Currently, the U.S. is going through an opioid epidemic and opioids are frequently discussed in the news. I think it is important to look at the bigger picture. Humankind has a long history with opioids. There are some theories that even Neanderthals used poppy seeds. A good timeline is presented here by PBS. There were even opium wars between the British Empire and China with the British Empire promoting opium trade. It is a fascinating read about the first opium war and then the second opium war. At that time people had all kind of ideas about how drugs work. A quote from the first article above: "during the many centuries that opium and its derivatives were used for pain, the efficacy of opiates was often attributed to divine benevolence. Thomas Sydenham, the 17th-century “English Hippocrates,” wrote “Among the remedies which it has pleased Almighty God to give to man to relieve his sufferings, none is so universal and so efficacious as opium.” Sir William Osler called opium, “God’sOwn Medicine.”

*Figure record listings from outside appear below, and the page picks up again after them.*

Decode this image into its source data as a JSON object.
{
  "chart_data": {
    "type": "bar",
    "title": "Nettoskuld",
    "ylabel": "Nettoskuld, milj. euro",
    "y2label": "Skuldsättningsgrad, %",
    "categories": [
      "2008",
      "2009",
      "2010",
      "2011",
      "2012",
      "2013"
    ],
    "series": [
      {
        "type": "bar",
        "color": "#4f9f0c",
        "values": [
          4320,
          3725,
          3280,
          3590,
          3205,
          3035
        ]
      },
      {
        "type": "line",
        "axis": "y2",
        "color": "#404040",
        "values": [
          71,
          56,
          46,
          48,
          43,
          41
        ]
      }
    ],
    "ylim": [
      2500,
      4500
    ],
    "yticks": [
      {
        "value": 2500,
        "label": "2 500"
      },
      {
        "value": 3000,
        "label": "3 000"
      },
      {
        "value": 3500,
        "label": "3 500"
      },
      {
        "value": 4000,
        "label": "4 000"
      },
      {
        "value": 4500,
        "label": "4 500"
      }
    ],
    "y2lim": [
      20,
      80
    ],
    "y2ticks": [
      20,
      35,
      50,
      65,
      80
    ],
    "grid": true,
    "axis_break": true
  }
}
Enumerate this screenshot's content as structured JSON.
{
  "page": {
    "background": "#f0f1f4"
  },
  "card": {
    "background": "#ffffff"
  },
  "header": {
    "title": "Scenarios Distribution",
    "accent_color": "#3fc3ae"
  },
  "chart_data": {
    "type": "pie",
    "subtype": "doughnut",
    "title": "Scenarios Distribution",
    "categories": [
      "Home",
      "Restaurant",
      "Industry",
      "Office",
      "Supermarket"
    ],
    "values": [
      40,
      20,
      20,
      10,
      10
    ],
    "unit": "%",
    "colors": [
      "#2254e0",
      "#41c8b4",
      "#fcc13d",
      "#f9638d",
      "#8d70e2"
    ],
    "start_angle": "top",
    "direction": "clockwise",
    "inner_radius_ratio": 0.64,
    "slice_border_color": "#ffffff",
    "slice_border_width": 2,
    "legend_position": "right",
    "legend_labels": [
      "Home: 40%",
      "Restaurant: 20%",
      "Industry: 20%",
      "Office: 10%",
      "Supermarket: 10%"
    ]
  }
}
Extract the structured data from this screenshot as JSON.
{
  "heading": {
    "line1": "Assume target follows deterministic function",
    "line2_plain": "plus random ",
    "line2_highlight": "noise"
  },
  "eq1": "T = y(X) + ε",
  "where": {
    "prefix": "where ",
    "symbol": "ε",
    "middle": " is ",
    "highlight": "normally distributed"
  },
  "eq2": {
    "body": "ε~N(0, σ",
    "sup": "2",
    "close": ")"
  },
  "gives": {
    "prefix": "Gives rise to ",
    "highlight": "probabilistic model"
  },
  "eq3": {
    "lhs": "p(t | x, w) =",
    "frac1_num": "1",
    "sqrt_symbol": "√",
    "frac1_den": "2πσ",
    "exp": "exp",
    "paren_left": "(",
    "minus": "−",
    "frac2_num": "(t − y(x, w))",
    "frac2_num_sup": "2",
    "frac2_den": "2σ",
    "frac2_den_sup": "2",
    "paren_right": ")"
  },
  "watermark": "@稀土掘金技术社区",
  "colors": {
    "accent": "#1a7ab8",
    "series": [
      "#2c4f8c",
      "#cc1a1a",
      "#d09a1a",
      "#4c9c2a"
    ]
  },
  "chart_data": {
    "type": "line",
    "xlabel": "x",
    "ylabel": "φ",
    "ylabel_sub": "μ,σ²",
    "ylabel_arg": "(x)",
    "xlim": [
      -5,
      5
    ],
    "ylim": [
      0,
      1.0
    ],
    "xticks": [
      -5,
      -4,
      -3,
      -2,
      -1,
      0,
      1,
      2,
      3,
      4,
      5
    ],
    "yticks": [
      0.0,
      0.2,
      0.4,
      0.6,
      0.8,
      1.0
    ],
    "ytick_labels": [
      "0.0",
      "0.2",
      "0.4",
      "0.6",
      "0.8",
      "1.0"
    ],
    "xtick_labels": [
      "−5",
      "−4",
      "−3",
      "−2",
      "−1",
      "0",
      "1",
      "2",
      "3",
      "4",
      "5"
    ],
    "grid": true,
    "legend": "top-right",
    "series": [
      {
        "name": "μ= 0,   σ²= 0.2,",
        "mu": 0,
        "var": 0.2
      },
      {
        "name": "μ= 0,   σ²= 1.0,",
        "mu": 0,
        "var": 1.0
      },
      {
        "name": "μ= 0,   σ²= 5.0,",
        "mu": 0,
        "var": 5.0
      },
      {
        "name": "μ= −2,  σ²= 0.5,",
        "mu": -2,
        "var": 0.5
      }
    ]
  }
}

Our last excessive use of opioids started in the lat 20 years with a significant increase in deaths. CDC estimates that from 1999 to 2015, more than 183,000 people have died in the U.S. from overdoses related to prescription opioids. This does not include the deaths related to illegal opioids. More statistics are available on the CDC website. In March 2016 CDC came up with guidelines about opioid prescription: long version and short version. Basically, the recommendation is to be very cautious when prescribing more than 50 mg Morphine equivalents daily and have a very good reason to prescribe more than 90 mg Morphine equivalents daily. Most people nowadays are prescribed hydrocodone and oxycodone as outpatient opioid medication. Hydrocodone dosage is equivalent to morphine dosage, so 10 mg hydrocodone is equivalent to 10 mg morphine. Oxycodone is one and a half time more potent than morphine, so 10 mg oxycodone is equivalent to 15 mg morphine. Oxycontin is the slow release version of oxycodone and the same conversion as for oxycodone applies.